This paper presents the application of a distributed systems architecture to an autonomous ground vehicle, Q,
that participates in both the autonomous and navigation challenges of the Intelligent Ground Vehicle Competition.
In the autonomous challenge the vehicle is required to follow a course, while avoiding obstacles and
staying within the course boundaries, which are marked by white lines. For the navigation challenge, the vehicle
is required to reach a set of target destinations, known as way points, with given GPS coordinates and
avoid obstacles that it encounters in the process. Previously the vehicle utilized a single laptop to execute all
processing activities including image processing, sensor interfacing and data processing, path planning and navigation
algorithms and motor control. National Instruments' (NI) LabVIEW served as the programming language
for software implementation. As an upgrade to last year's design, a NI compact Reconfigurable Input/Output
system (cRIO) was incorporated to the system architecture.
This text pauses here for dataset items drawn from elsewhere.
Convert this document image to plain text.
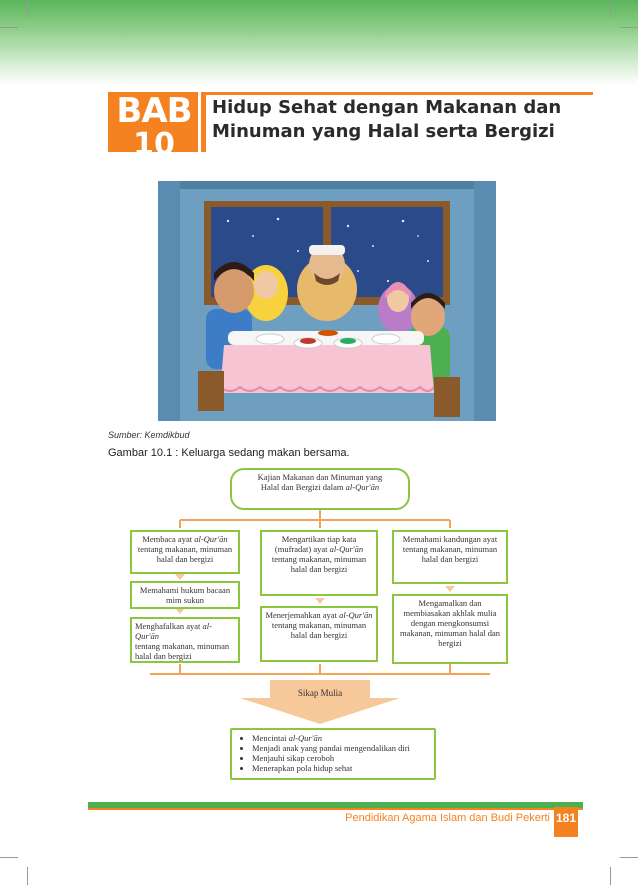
BAB
10
Hidup Sehat dengan Makanan dan
Minuman yang Halal serta Bergizi
Sumber: Kemdikbud
Gambar 10.1 : Keluarga sedang makan bersama.
Kajian Makanan dan Minuman yang
Halal dan Bergizi dalam al-Qur'ān
Membaca ayat al-Qur'ān
tentang makanan, minuman halal dan bergizi
Memahami hukum bacaan mim sukun
Menghafalkan ayat al-Qur'ān
tentang makanan, minuman halal dan bergizi
Mengartikan tiap kata (mufradat) ayat al-Qur'ān
tentang makanan, minuman halal dan bergizi
Menerjemahkan ayat al-Qur'ān
tentang makanan, minuman halal dan bergizi
Memahami kandungan ayat tentang makanan, minuman halal dan bergizi
Mengamalkan dan membiasakan akhlak mulia dengan mengkonsumsi makanan, minuman halal dan bergizi
Sikap Mulia
• Mencintai al-Qur'ān
• Menjadi anak yang pandai mengendalikan diri
• Menjauhi sikap ceroboh
• Menerapkan pola hidup sehat
Pendidikan Agama Islam dan Budi Pekerti 181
The cRIO is NI's solution for rapid prototyping
that is equipped with a real time processor, an FPGA and modular input/output. Under the current system,
the real time processor handles the path planning and navigation algorithms, the FPGA gathers and processes
sensor data. This setup leaves the laptop to focus on running the image processing algorithm. Image processing
as previously presented by Nepal et. al. is a multi-step line extraction algorithm and constitutes the largest
processor load. This distributed approach results in a faster image processing algorithm which was previously
Q's bottleneck. Additionally, the path planning and navigation algorithms are executed more reliably on the real
time processor due to the deterministic nature of operation. The implementation of this architecture required
exploration of various inter-system communication techniques. Data transfer between the laptop and the real
time processor using UDP packets was established as the most reliable protocol after testing various options.
Improvement can be made to the system by migrating more algorithms to the hardware based FPGA to further
speed up the operations of the vehicle.